Pierre Pestieau
Cette
phrase évoque un épisode de la vie de César qui fut contraint de répudier sa femme
suite à une rumeur d’infidélité qui ne fut jamais avérée.
Elle
est ressortie des rayons tout récemment à propos de l’affaire Thevenoud, ce nouveau
ministre de Manuel Valls qui dut démissionner après quelques jours pour rumeur
de fraude fiscale. La presse de droite comme de gauche prise d’une frénésie anti-Hollande,
ce qu’on appelle plus élégamment le Hollande bashing, fit ses titres gras de ce
nouvel avatar.
Après
analyse, il semblerait que ce députe dynamique du PS avait simplement été
négligent ; il n’avait pas envoyé sa déclaration fiscale dans les délais
et avait, de ce fait, été soumis à une amende de retard dont il s’était
acquittée à deux reprises. De la sorte, il a contribue plus qu’il ne le devait
au budget de l’Etat. Beaucoup de contribuables pratiquent ce type d’oubli qui
parfois peut être parfaitement rationnel. Les économistes du comportement
étudient depuis plusieurs années ces situations de procrastination qui affectent
de nombreux individus. Les uns procrastinent devant le fisc, d’autres dans le règlement
de leurs factures ou le respect
d’un plan d’épargne. A première vue, c’est totalement irrationnel ; il suffirait
de presque rien pour éviter une amende mais précisément ce presque rien peut
nous paraître énorme comme si l’on était sur une planète dont la pesanteur
ferait qu’un litre d’eau pesât une tonne.

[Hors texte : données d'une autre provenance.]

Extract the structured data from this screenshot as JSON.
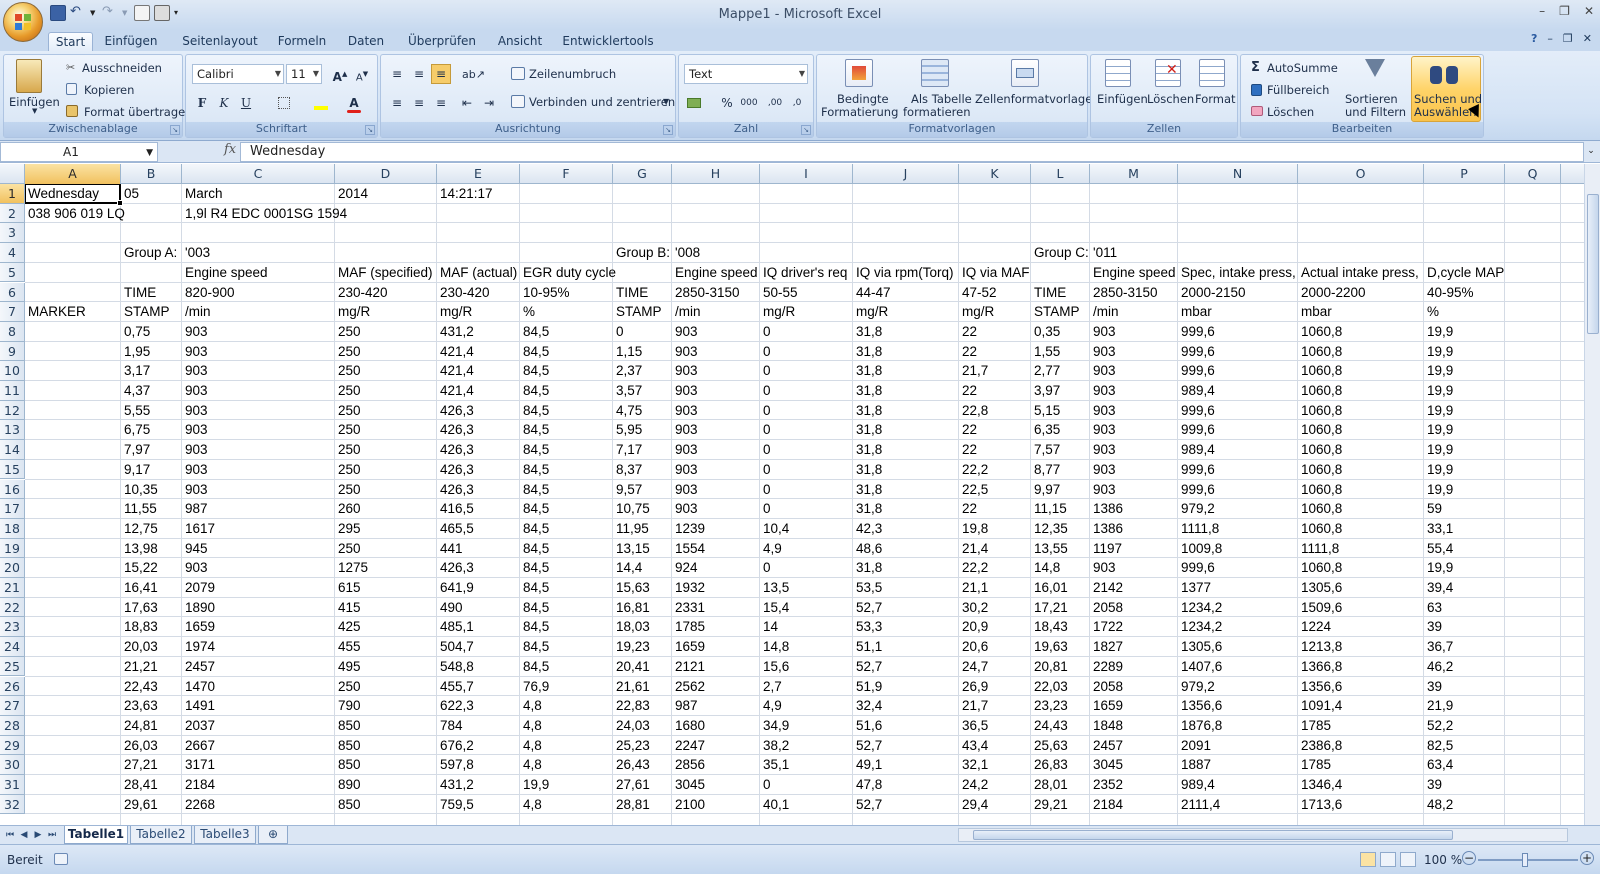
{
  "window": {
    "title": "Mappe1 - Microsoft Excel",
    "minimize": "–",
    "restore": "❐",
    "close": "✕"
  },
  "ribbon_tabs": [
    "Start",
    "Einfügen",
    "Seitenlayout",
    "Formeln",
    "Daten",
    "Überprüfen",
    "Ansicht",
    "Entwicklertools"
  ],
  "active_tab": "Start",
  "groups": {
    "zwischenablage": {
      "label": "Zwischenablage",
      "einfuegen": "Einfügen",
      "ausschneiden": "Ausschneiden",
      "kopieren": "Kopieren",
      "format_uebertragen": "Format übertragen"
    },
    "schriftart": {
      "label": "Schriftart",
      "font": "Calibri",
      "size": "11",
      "bold": "F",
      "italic": "K",
      "underline": "U",
      "font_color_letter": "A"
    },
    "ausrichtung": {
      "label": "Ausrichtung",
      "zeilenumbruch": "Zeilenumbruch",
      "verbinden": "Verbinden und zentrieren"
    },
    "zahl": {
      "label": "Zahl",
      "format": "Text",
      "percent": "%",
      "thousands": "000"
    },
    "formatvorlagen": {
      "label": "Formatvorlagen",
      "bedingte_1": "Bedingte",
      "bedingte_2": "Formatierung",
      "als_tabelle_1": "Als Tabelle",
      "als_tabelle_2": "formatieren",
      "zellenformat": "Zellenformatvorlagen"
    },
    "zellen": {
      "label": "Zellen",
      "einfuegen": "Einfügen",
      "loeschen": "Löschen",
      "format": "Format"
    },
    "bearbeiten": {
      "label": "Bearbeiten",
      "autosumme": "AutoSumme",
      "fuellbereich": "Füllbereich",
      "loeschen": "Löschen",
      "sortieren_1": "Sortieren",
      "sortieren_2": "und Filtern",
      "suchen_1": "Suchen und",
      "suchen_2": "Auswählen"
    }
  },
  "formula_bar": {
    "name_box": "A1",
    "fx": "fx",
    "value": "Wednesday"
  },
  "columns": [
    "A",
    "B",
    "C",
    "D",
    "E",
    "F",
    "G",
    "H",
    "I",
    "J",
    "K",
    "L",
    "M",
    "N",
    "O",
    "P",
    "Q"
  ],
  "rows": [
    [
      "Wednesday",
      "05",
      "March",
      "2014",
      "14:21:17",
      "",
      "",
      "",
      "",
      "",
      "",
      "",
      "",
      "",
      "",
      "",
      ""
    ],
    [
      "038 906 019 LQ",
      "",
      "1,9l R4 EDC 0001SG  1594",
      "",
      "",
      "",
      "",
      "",
      "",
      "",
      "",
      "",
      "",
      "",
      "",
      "",
      ""
    ],
    [
      "",
      "",
      "",
      "",
      "",
      "",
      "",
      "",
      "",
      "",
      "",
      "",
      "",
      "",
      "",
      "",
      ""
    ],
    [
      "",
      "Group A:",
      "'003",
      "",
      "",
      "",
      "Group B:",
      "'008",
      "",
      "",
      "",
      "Group C:",
      "'011",
      "",
      "",
      "",
      ""
    ],
    [
      "",
      "",
      "Engine speed",
      "MAF (specified)",
      "MAF (actual)",
      "EGR duty cycle",
      "",
      "Engine speed",
      "IQ driver's req",
      "IQ via rpm(Torq)",
      "IQ via MAF",
      "",
      "Engine speed",
      "Spec, intake press,",
      "Actual intake press,",
      "D,cycle MAP",
      ""
    ],
    [
      "",
      "TIME",
      "820-900",
      "230-420",
      "230-420",
      "10-95%",
      "TIME",
      "2850-3150",
      "50-55",
      "44-47",
      "47-52",
      "TIME",
      "2850-3150",
      "2000-2150",
      "2000-2200",
      "40-95%",
      ""
    ],
    [
      "MARKER",
      "STAMP",
      "/min",
      "mg/R",
      "mg/R",
      "%",
      "STAMP",
      "/min",
      "mg/R",
      "mg/R",
      "mg/R",
      "STAMP",
      "/min",
      "mbar",
      "mbar",
      "%",
      ""
    ],
    [
      "",
      "0,75",
      "903",
      "250",
      "431,2",
      "84,5",
      "0",
      "903",
      "0",
      "31,8",
      "22",
      "0,35",
      "903",
      "999,6",
      "1060,8",
      "19,9",
      ""
    ],
    [
      "",
      "1,95",
      "903",
      "250",
      "421,4",
      "84,5",
      "1,15",
      "903",
      "0",
      "31,8",
      "22",
      "1,55",
      "903",
      "999,6",
      "1060,8",
      "19,9",
      ""
    ],
    [
      "",
      "3,17",
      "903",
      "250",
      "421,4",
      "84,5",
      "2,37",
      "903",
      "0",
      "31,8",
      "21,7",
      "2,77",
      "903",
      "999,6",
      "1060,8",
      "19,9",
      ""
    ],
    [
      "",
      "4,37",
      "903",
      "250",
      "421,4",
      "84,5",
      "3,57",
      "903",
      "0",
      "31,8",
      "22",
      "3,97",
      "903",
      "989,4",
      "1060,8",
      "19,9",
      ""
    ],
    [
      "",
      "5,55",
      "903",
      "250",
      "426,3",
      "84,5",
      "4,75",
      "903",
      "0",
      "31,8",
      "22,8",
      "5,15",
      "903",
      "999,6",
      "1060,8",
      "19,9",
      ""
    ],
    [
      "",
      "6,75",
      "903",
      "250",
      "426,3",
      "84,5",
      "5,95",
      "903",
      "0",
      "31,8",
      "22",
      "6,35",
      "903",
      "999,6",
      "1060,8",
      "19,9",
      ""
    ],
    [
      "",
      "7,97",
      "903",
      "250",
      "426,3",
      "84,5",
      "7,17",
      "903",
      "0",
      "31,8",
      "22",
      "7,57",
      "903",
      "989,4",
      "1060,8",
      "19,9",
      ""
    ],
    [
      "",
      "9,17",
      "903",
      "250",
      "426,3",
      "84,5",
      "8,37",
      "903",
      "0",
      "31,8",
      "22,2",
      "8,77",
      "903",
      "999,6",
      "1060,8",
      "19,9",
      ""
    ],
    [
      "",
      "10,35",
      "903",
      "250",
      "426,3",
      "84,5",
      "9,57",
      "903",
      "0",
      "31,8",
      "22,5",
      "9,97",
      "903",
      "999,6",
      "1060,8",
      "19,9",
      ""
    ],
    [
      "",
      "11,55",
      "987",
      "260",
      "416,5",
      "84,5",
      "10,75",
      "903",
      "0",
      "31,8",
      "22",
      "11,15",
      "1386",
      "979,2",
      "1060,8",
      "59",
      ""
    ],
    [
      "",
      "12,75",
      "1617",
      "295",
      "465,5",
      "84,5",
      "11,95",
      "1239",
      "10,4",
      "42,3",
      "19,8",
      "12,35",
      "1386",
      "1111,8",
      "1060,8",
      "33,1",
      ""
    ],
    [
      "",
      "13,98",
      "945",
      "250",
      "441",
      "84,5",
      "13,15",
      "1554",
      "4,9",
      "48,6",
      "21,4",
      "13,55",
      "1197",
      "1009,8",
      "1111,8",
      "55,4",
      ""
    ],
    [
      "",
      "15,22",
      "903",
      "1275",
      "426,3",
      "84,5",
      "14,4",
      "924",
      "0",
      "31,8",
      "22,2",
      "14,8",
      "903",
      "999,6",
      "1060,8",
      "19,9",
      ""
    ],
    [
      "",
      "16,41",
      "2079",
      "615",
      "641,9",
      "84,5",
      "15,63",
      "1932",
      "13,5",
      "53,5",
      "21,1",
      "16,01",
      "2142",
      "1377",
      "1305,6",
      "39,4",
      ""
    ],
    [
      "",
      "17,63",
      "1890",
      "415",
      "490",
      "84,5",
      "16,81",
      "2331",
      "15,4",
      "52,7",
      "30,2",
      "17,21",
      "2058",
      "1234,2",
      "1509,6",
      "63",
      ""
    ],
    [
      "",
      "18,83",
      "1659",
      "425",
      "485,1",
      "84,5",
      "18,03",
      "1785",
      "14",
      "53,3",
      "20,9",
      "18,43",
      "1722",
      "1234,2",
      "1224",
      "39",
      ""
    ],
    [
      "",
      "20,03",
      "1974",
      "455",
      "504,7",
      "84,5",
      "19,23",
      "1659",
      "14,8",
      "51,1",
      "20,6",
      "19,63",
      "1827",
      "1305,6",
      "1213,8",
      "36,7",
      ""
    ],
    [
      "",
      "21,21",
      "2457",
      "495",
      "548,8",
      "84,5",
      "20,41",
      "2121",
      "15,6",
      "52,7",
      "24,7",
      "20,81",
      "2289",
      "1407,6",
      "1366,8",
      "46,2",
      ""
    ],
    [
      "",
      "22,43",
      "1470",
      "250",
      "455,7",
      "76,9",
      "21,61",
      "2562",
      "2,7",
      "51,9",
      "26,9",
      "22,03",
      "2058",
      "979,2",
      "1356,6",
      "39",
      ""
    ],
    [
      "",
      "23,63",
      "1491",
      "790",
      "622,3",
      "4,8",
      "22,83",
      "987",
      "4,9",
      "32,4",
      "21,7",
      "23,23",
      "1659",
      "1356,6",
      "1091,4",
      "21,9",
      ""
    ],
    [
      "",
      "24,81",
      "2037",
      "850",
      "784",
      "4,8",
      "24,03",
      "1680",
      "34,9",
      "51,6",
      "36,5",
      "24,43",
      "1848",
      "1876,8",
      "1785",
      "52,2",
      ""
    ],
    [
      "",
      "26,03",
      "2667",
      "850",
      "676,2",
      "4,8",
      "25,23",
      "2247",
      "38,2",
      "52,7",
      "43,4",
      "25,63",
      "2457",
      "2091",
      "2386,8",
      "82,5",
      ""
    ],
    [
      "",
      "27,21",
      "3171",
      "850",
      "597,8",
      "4,8",
      "26,43",
      "2856",
      "35,1",
      "49,1",
      "32,1",
      "26,83",
      "3045",
      "1887",
      "1785",
      "63,4",
      ""
    ],
    [
      "",
      "28,41",
      "2184",
      "890",
      "431,2",
      "19,9",
      "27,61",
      "3045",
      "0",
      "47,8",
      "24,2",
      "28,01",
      "2352",
      "989,4",
      "1346,4",
      "39",
      ""
    ],
    [
      "",
      "29,61",
      "2268",
      "850",
      "759,5",
      "4,8",
      "28,81",
      "2100",
      "40,1",
      "52,7",
      "29,4",
      "29,21",
      "2184",
      "2111,4",
      "1713,6",
      "48,2",
      ""
    ]
  ],
  "sheet_tabs": [
    "Tabelle1",
    "Tabelle2",
    "Tabelle3"
  ],
  "active_sheet": "Tabelle1",
  "status": {
    "text": "Bereit",
    "zoom": "100 %"
  }
}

Dans le cas de Thevenoud on a parle
de phobie administrative pour en rire ou pour la trouver anormale. Les éditeurs
de revues scientifiques savent que la majorité des rapporteurs qui s’engagent à
remettre leurs commentaires dans les 3 mois souffrent de phobie éditoriale. Ce
qui entraîne de nombreux rappels, sans conséquences pour eux.
L’affaire
Thevenoud rappelle une autre affaire, celle de l’avoir fiscal (1), qui causa la
perte de Jacques Chaban Delmas, ce fringuant premier ministre de George
Pompidou. On lui reprocha de n’avoir pas payé d’impôt une année en bénéficiant
d’une règle qui permettait d’éviter l’impôt si l’on avait subi des pertes en
capital supérieures à ses revenus. C’était parfaitement légal. Mais la
symbolique d’un impôt nul pour un candidat a la présidence (Pompidou était mort
avant la fin de son mandat) lui fut fatale. La France eut Giscard.
Dans
ces deux affaires, les quelques analystes qui avaient compris que rien d’illégal
n’avait été commis, ont néanmoins approuvé la curée qui a amené la démission du
ministre et celle de sa femme et le retrait de la vie politique nationale qu’a
subi Chaban. Et ce au nom de l’exemplarité. César se doit d’être irréprochable
et cet impératif s’étend à sa famille. Mais
il faut se méfier des parangons de vertu qui jouent les censeurs. Ils ont
parfois un côté obscur à la manière d’un Tartuffe.
A propos de Tartuffe,
j’ai une petite anecdote. Il y a
une quinzaine d’années j’ai eu le privilège diner avec quelques autres
en face du PDG d’une grosse société d’assurance. La conversation allait bon
train quand soudainement notre hôte d’honneur s’est enflammé pour dénoncer la
fraude à l’assurance et la timidité des pouvoir publics pour lutter contre ce
fléau. Quelques semaines plus tard, il était inculpé pour
détournement de fonds.
(1) L'avoir fiscal correspond au montant
qu'un actionnaire, peut déduire de ses impôts (IRPP ou IS). Il correspond à une partie (actuellement
50%) des dividendes perçus pendant l'année. La logique de
l'avoir fiscal est de ne pas imposer en totalité les dividendes versés par les
sociétés, ces dernières ayant déjà payé un impôt sur les bénéfices.